Chief executive of the Association for Residential Care James
Churchill welcomed the choice of Ladyman, chairperson of the
all-parliamentary committee on autism, but said the decision to
move the social care brief from minister to junior minister level
“seemed to a confirm a lot of the messages coming from the
Department of Health”.
Churchill warned that the “demotion” of the social care brief would
compound fears within the sector about the status of social care.

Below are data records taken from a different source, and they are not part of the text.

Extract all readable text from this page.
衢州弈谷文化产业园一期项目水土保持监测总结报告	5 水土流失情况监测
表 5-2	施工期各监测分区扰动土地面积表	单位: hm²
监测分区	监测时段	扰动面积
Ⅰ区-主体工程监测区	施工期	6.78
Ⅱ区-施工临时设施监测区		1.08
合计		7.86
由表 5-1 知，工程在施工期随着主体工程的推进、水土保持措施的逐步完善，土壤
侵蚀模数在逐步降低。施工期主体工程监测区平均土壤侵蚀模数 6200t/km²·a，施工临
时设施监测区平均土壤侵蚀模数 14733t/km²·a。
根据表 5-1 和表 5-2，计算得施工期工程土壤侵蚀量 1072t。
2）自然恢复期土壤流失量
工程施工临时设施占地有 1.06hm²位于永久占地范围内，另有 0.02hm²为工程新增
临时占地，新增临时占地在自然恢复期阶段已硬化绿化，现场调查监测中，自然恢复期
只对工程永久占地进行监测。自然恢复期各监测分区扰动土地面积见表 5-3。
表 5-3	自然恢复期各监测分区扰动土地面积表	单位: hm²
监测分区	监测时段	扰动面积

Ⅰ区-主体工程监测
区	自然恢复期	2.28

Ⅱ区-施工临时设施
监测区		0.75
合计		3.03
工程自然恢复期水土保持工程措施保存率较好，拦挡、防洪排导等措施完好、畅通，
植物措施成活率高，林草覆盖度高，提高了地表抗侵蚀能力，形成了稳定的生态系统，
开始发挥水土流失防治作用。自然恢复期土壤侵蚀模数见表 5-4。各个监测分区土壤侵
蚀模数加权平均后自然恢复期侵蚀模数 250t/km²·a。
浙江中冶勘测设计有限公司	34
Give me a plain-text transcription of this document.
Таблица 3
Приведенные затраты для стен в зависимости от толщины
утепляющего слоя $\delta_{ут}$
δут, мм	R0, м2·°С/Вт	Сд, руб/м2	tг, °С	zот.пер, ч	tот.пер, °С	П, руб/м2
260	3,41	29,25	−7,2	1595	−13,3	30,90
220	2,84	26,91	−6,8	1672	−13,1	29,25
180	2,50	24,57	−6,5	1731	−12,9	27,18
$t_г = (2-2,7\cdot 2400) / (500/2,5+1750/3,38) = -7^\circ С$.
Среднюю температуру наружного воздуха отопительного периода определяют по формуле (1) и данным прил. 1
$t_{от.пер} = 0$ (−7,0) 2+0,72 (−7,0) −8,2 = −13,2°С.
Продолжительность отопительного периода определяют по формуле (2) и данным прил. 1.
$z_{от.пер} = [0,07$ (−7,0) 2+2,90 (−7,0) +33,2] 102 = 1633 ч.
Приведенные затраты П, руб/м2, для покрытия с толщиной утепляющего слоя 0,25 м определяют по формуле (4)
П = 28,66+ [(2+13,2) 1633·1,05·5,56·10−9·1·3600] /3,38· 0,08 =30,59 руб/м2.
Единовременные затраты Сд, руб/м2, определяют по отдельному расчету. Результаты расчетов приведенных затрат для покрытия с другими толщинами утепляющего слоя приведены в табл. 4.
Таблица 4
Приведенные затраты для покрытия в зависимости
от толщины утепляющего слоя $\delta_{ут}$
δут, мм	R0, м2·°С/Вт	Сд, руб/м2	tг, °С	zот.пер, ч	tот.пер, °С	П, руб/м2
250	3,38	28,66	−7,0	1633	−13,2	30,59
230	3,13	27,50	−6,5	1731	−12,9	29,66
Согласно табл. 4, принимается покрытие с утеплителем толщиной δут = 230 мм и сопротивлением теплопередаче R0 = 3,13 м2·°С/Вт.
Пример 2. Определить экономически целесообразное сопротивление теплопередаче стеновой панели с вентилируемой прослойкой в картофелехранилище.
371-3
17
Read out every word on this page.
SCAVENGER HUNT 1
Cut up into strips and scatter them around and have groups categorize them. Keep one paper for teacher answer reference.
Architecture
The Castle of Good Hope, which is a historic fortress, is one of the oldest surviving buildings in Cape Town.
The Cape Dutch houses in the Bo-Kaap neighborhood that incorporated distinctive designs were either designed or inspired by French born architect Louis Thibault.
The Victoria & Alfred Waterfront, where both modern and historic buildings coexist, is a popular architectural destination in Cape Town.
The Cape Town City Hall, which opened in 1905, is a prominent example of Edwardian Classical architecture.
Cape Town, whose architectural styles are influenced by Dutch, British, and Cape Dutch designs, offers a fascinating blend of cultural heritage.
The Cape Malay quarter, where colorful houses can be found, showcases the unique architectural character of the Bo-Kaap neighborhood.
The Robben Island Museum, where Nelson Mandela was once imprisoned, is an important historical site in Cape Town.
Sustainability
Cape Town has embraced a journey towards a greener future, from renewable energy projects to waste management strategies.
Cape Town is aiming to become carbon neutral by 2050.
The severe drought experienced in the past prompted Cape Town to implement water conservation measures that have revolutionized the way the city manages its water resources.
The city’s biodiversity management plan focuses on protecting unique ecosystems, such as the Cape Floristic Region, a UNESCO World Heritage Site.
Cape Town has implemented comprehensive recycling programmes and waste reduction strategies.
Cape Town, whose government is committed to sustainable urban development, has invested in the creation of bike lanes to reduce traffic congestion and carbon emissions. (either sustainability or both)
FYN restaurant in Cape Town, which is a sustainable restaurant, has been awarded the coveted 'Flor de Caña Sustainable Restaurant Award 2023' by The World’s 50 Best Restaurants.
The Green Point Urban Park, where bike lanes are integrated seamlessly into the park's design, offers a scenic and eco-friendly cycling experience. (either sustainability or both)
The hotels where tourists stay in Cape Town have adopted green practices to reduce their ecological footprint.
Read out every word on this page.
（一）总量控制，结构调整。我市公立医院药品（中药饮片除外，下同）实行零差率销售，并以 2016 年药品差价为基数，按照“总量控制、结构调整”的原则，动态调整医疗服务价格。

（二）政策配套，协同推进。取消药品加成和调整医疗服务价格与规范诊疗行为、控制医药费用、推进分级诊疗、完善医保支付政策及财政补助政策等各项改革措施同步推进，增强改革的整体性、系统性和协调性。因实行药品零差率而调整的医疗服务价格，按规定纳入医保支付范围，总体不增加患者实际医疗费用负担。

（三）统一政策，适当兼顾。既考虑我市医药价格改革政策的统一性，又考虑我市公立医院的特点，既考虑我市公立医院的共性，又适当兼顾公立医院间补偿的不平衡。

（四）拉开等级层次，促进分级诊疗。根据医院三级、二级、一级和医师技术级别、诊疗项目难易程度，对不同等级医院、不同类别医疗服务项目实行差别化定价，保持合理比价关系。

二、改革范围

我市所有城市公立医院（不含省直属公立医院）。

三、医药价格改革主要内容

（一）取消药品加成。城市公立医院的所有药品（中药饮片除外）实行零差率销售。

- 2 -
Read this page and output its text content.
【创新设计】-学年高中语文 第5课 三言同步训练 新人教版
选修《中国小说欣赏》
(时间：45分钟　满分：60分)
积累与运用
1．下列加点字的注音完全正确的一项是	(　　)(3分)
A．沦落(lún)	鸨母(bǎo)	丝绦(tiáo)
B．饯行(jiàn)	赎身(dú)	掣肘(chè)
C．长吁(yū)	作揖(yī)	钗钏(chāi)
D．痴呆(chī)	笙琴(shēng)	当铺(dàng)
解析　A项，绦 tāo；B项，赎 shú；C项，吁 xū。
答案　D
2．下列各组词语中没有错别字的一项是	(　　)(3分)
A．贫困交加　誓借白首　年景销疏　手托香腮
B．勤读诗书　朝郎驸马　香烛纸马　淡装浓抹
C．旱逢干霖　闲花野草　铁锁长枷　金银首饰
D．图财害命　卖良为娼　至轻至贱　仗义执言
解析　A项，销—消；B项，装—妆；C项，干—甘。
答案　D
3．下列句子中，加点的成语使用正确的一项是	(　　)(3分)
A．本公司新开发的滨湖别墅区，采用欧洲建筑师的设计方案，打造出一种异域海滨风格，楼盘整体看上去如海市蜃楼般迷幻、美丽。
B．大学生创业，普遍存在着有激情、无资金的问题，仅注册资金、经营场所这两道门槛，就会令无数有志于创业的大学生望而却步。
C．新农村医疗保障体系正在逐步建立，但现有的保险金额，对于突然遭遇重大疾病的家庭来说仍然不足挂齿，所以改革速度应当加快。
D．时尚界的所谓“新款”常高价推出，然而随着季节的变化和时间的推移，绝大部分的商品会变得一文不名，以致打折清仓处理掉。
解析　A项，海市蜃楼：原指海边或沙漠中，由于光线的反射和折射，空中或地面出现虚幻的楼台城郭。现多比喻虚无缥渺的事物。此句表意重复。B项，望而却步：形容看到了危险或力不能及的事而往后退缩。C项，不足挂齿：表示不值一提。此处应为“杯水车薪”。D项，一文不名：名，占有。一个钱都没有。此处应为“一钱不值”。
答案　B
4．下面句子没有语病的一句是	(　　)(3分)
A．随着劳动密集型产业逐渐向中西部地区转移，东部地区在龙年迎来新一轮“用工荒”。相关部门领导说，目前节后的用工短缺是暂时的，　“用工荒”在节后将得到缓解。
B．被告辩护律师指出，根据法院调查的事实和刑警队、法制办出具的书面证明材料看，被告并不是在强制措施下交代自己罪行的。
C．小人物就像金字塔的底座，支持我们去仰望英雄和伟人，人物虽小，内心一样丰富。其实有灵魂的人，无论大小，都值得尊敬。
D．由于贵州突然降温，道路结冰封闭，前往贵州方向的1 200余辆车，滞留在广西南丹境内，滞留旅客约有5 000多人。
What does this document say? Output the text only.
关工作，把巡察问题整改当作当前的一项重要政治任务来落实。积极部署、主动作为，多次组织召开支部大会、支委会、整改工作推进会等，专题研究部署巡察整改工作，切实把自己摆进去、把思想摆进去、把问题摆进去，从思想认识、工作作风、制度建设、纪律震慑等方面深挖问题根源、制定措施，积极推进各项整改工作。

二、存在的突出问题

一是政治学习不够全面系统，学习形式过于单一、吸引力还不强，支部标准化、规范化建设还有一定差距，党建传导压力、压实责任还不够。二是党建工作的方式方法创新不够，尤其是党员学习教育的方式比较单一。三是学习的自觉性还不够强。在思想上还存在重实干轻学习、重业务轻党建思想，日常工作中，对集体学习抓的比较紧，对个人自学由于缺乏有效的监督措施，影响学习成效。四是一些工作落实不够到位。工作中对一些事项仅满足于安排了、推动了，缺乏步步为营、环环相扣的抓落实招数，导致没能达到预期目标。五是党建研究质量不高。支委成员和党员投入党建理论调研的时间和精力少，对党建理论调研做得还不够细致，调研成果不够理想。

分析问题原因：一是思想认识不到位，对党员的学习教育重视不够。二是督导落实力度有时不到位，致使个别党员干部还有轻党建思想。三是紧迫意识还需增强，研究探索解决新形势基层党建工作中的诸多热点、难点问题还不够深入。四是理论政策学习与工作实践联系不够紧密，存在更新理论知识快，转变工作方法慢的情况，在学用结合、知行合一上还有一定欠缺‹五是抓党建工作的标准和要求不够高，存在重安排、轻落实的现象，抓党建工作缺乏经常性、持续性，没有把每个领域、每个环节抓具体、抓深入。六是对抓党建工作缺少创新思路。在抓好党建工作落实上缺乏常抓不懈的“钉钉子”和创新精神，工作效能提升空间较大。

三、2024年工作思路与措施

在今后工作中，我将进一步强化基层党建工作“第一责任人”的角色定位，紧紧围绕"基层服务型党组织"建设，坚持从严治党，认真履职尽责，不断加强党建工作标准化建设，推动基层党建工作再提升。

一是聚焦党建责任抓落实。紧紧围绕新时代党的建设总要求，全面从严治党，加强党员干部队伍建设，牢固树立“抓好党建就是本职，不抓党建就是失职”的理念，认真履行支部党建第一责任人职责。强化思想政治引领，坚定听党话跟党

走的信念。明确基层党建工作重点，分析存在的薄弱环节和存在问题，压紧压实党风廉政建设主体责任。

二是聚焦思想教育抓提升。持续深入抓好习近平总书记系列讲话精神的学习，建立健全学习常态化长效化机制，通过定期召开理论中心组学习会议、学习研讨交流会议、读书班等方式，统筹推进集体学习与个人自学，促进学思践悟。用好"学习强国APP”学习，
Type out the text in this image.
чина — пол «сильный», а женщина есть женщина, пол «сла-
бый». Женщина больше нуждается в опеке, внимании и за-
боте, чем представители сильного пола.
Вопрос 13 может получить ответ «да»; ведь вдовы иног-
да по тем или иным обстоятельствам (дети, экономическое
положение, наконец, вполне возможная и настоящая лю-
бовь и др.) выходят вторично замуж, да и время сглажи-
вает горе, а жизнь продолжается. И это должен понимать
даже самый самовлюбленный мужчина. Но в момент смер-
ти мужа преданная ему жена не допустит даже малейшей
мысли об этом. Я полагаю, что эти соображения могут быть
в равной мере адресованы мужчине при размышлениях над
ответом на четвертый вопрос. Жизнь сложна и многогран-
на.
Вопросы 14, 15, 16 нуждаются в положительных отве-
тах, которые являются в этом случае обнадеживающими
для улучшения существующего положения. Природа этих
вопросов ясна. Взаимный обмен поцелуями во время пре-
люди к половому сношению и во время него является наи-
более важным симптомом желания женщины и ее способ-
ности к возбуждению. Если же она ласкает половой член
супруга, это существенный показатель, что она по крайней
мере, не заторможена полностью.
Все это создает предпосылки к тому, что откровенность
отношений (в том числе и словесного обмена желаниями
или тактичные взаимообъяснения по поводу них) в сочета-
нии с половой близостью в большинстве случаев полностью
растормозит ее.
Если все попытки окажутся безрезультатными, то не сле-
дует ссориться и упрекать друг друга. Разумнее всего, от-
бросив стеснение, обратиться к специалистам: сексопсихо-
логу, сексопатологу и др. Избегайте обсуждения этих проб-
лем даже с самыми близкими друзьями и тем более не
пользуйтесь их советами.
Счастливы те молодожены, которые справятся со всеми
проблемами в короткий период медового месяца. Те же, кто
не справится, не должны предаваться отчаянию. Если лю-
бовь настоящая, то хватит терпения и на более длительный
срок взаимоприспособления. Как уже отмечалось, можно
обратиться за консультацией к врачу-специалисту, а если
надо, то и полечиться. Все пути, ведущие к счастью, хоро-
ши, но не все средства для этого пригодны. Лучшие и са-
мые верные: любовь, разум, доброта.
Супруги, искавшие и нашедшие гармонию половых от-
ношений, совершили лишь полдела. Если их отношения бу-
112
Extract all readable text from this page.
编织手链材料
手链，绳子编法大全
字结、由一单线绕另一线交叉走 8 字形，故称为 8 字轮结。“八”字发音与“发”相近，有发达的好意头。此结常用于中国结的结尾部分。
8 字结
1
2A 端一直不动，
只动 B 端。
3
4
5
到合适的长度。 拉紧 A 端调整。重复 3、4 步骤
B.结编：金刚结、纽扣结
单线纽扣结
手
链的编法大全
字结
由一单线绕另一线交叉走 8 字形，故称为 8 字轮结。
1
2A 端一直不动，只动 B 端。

These fears have already been raised by plans to cut social care
jobs within the DoH by two-thirds and to split the department into
three sections, none of which would be headed by a professional
with a social care background.
Echoing the sentiments of deputy chief inspector of the Social
Services Inspectorate Averil Nottage last week in her highly
critical e-mail to NHS chief executive Nigel Crisp about the plans,
British Association of Social Workers director Ian Johnston said he
“was appalled” adding that social care was already in danger of
being overpowered by health.
“The problem for social workers is marginalisationÉand this
would be direct marginalisation at the highest level,” he added.